Vive les manifestants de Vienne !25/02/20002000Journal/medias/journalnumero/images/2000/02/une-1650.gif.445x577_q85_box-0%2C13%2C166%2C228_crop_detail.jpg

Editorial

Vive les manifestants de Vienne !

Au lendemain de la manifestation qui a réuni à Vienne plus de 150 000 personnes protestant contre l'entrée du parti de Jörg Haider dans le gouvernement autrichien (c'est le chiffre de la police, et il n'est sûrement pas surévalué !), le chancelier Schüssel a déclaré au Figaro : " Ce ne sont pas les défilés dans les rues qui remettront en cause le verdict de la démocratie. "

Les défilés dans les rues ne suffiront peut-être pas à faire tomber le nouveau gouvernement autrichien. Mais quand Schüssel parle du " verdict de la démocratie " pour justifier son alliance avec un parti ouvertement raciste et xénophobe, dont le leader a maintes fois exprimé son admiration pour la " politique sociale " de Hitler, et quand Le Figaro reprend complaisamment ses propos, ils se moquent tous deux du monde.

Car quel que soit le nombre de voix obtenues par le parti de Haider (et après tout, trois Autrichiens sur quatre n'ont pas voté pour lui), ceux qui ont manifesté à Vienne samedi ont eu raison de le faire. Comme ceux qui dans tous les pays d'Europe ont manifesté au même moment leur solidarité avec les manifestants autrichiens.

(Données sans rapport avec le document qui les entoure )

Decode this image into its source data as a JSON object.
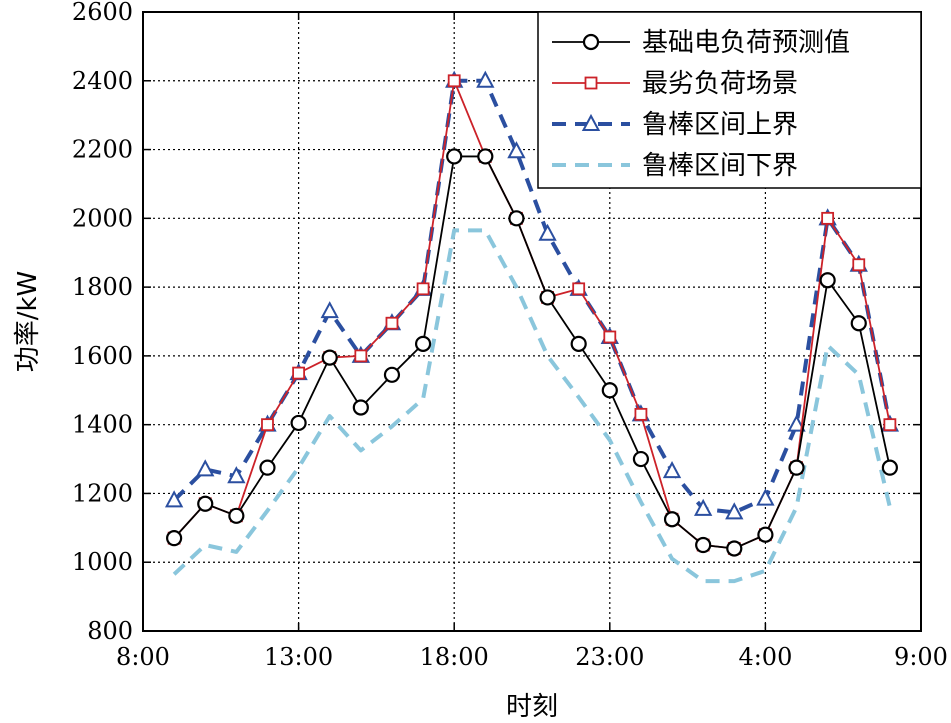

De nombreux commentateurs, historiens, ou politiciens, ont de ce côté-ci du Rhin reproché au peuple allemand d'avoir laissé en son temps Hitler arriver au pouvoir sans réagir, en soulignant le fait qu'il y serait parvenu tout à fait constitutionnellement. Cette installation " constitutionnelle " du pouvoir hitlérien n'est d'ailleurs vraie que si on tient pour " constitutionnelle " la répression qui s'est abattue sur la classe ouvrière allemande et ses organisations politiques et syndicales en janvier 1933, quand Hitler, minoritaire en voix dans le pays, a été nommé chancelier grâce à l'appui de l'ensemble des partis de droite. Car ce n'est qu'après que les organisations ouvrières furent brisées que les nazis ont pu recueillir la majorité absolue des voix dans des élections.

Les camps de concentration qui se multiplièrent en Allemagne après l'arrivée de Hitler au pouvoir, et où furent jetés pêle-mêle communistes, socialistes, syndicalistes et ouvriers contestataires, bien avant que la répression ne se déchaîne contre la population juive, sont la preuve que tous les Allemands n'étaient pas derrière Hitler comme tous les Autrichiens ne sont pas derrière Haider et Schüssel.

Haider n'est sans doute pas Hitler, parce que la situation de l'Autriche de 2000 n'est pas celle de l'Allemagne de 1933. Mais ceux qui craignent de voir le nouveau gouvernement autrichien s'engager dans une politique plus ouvertement antiouvrière, plus réactionnaire, ont raison de s'inquiéter et de ne pas attendre que ce gouvernement se soit mis à l'oeuvre pour faire entendre leur protestation.

La " démocratie ", telle que l'entendent les classes privilégiées de cette société, c'est le fait que les travailleurs, les opprimés, n'ont qu'à supporter leur sort en silence si les urnes ne leur ont pas donné satisfaction. Ce qui n'empêche pas ces mêmes classes dominantes de s'asseoir sans hésitation sur leur propre légalité quand elles le jugent utile. On ne compte plus les pays où la bourgeoisie a fait appel à une dictature militaire pour défendre ses privilèges. Et si nous vivons dans un régime parlementaire, cette Ve République est née, en 1958, d'un coup d'Etat que de Gaulle a couvert sans sourciller.

C'est pourquoi les travailleurs ne doivent pas être dupes des discours qu'on leur sert sur la démocratie quand ceux-ci visent à justifier tout le contraire de la démocratie. La démocratie, cela ne consiste pas pour la minorité à accepter sans sourciller la dictature de la majorité. Quand il s'agit de lutter contre l'exploitation, contre l'oppression, contre les idées réactionnaires, de défendre les libertés démocratiques, ce sont ceux qui se battent, même s'ils sont minoritaires, qui ont le droit et la raison pour eux. S'il n'y avait pas eu, tout au long de l'histoire, des femmes et des hommes pour mener ces combats, personne ne pourrait d'ailleurs parler aujourd'hui de libertés démocratiques.